On a lighter note, I am with you slogging through too many projects plus ones that came out badly plus ones that were too ambitious. As for yarn stores, what you need is to make semi-annual pilgrimages to Webs in Northampton. What about a meetup? There is usually a good sale right after Christmas–a very wonderful way to spend the long, relaxed days of that holiday!
Erin says
Thank you for this post. So beautiful and inspiring. All one has to do is slip into the world and see the injustice to thrust us back into the Tabernacle. Oh and Mary, so so so sweet and loving.
Anon7 says
I appreciate your honest evaluation of our world. I am shocked and saddened about how little respect people seem to have for new human life, their bodies and sexual attitudes. But then…I have been struggling in the “gift of self” department toward my husband, and at the tender age of 47, may be expecting a special little someone….I find myself terrified, and exhausted about what may lie ahead. I value life, but am in the process of raising 5 others who have been entrusted to our care…and was carefully {almost scientifically} using NFP to space after last baby…please pray that if I am, baby will be healthy and well…

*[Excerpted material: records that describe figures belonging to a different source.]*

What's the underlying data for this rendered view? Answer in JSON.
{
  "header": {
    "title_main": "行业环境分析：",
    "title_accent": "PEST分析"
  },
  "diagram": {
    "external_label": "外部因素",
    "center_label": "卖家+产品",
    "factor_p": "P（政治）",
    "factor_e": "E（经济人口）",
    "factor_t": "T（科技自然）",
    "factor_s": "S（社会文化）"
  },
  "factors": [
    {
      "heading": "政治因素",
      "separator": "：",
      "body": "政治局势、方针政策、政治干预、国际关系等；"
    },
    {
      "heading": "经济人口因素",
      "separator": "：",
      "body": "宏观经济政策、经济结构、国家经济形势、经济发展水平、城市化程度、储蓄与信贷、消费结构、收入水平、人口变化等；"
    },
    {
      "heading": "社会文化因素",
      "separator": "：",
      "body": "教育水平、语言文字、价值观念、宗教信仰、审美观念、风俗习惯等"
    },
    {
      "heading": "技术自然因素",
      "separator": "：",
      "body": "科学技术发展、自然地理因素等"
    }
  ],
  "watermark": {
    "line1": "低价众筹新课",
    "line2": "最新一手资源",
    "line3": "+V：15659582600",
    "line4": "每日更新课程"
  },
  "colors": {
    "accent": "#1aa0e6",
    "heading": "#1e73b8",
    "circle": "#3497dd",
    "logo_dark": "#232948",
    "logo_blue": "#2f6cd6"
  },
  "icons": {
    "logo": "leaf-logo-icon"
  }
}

God's will be done, and blessings to everyone during this Advent.
_Leila says
Dear Friend — Do not be afraid!
You may be surprised to hear this, but I know more than a few women who bore children after the age of 45 — a couple who were 47, one who was 49 — all will be well. If things were different, you'd find you weren't alone. In any case, think of how healing your willingness (even unwilling willingness!!) to a hurt world! God bless!
San says
Big hugs I will keep you in my prayers x
Regina says
I'm 45 and 8 wks along with my 11th pregnancy! (7th living, oh, I hope and pray! Those 4 were lost in a row…secondary infertility is tough, so tough.) squeeee! But could I be so blessed this time? And to hear there are women out there given gifts even older than I???? Oh, lovely hope.
allie says
Hugs and prayers for you and yours…..
akasleen says
Praying for peace of mind and heart in this situation.
Lisa says
This post was just like a reassuring hug. Thank you!
Bernadette says
Beautiful! I am so very grateful I came across your blog some time ago. It's wonderful … as are you and your incredible family! Thank you for sharing your words of wisdom and sound advice with us all. God bless! 🙂
Sue says
Thank You!
Josie says
Tears here too:)…
Christina says
Incredibly beautiful reflection Leila. The somber joy of this quiet waiting is so hard to communicate to others…it is paradoxical in so many ways. You've captured it here though! Lovely words.
San says
Thank you for this post, a sobering analysis of our work but such encouragement for those of us trying to keep the Christ light burning x
Nancy says
Beautiful post!
Allie says
Great post. Thank you for putting into words what I have been feeling.
gwen from pa says
MOTHER CABRINI……ST. FRANCES XAVIER CABRINI…WAS BORN WHEN HER MOM WAS 52!!! THATS SO COOL!
jcDeoGratias says
I've just begun to mine the riches in your blog, but this post spoke deeply to me. You see, I grew up in a non-liturgical church that celebrated nothing. No Easter. No Christmas. Nothing. It took me years of intense reading and prayer to figure out why my soul was starved and to finally find the riches that are in the church. I am so grateful. Thank you for helping me find spiritual-centered ways of celebrating the liturgical year.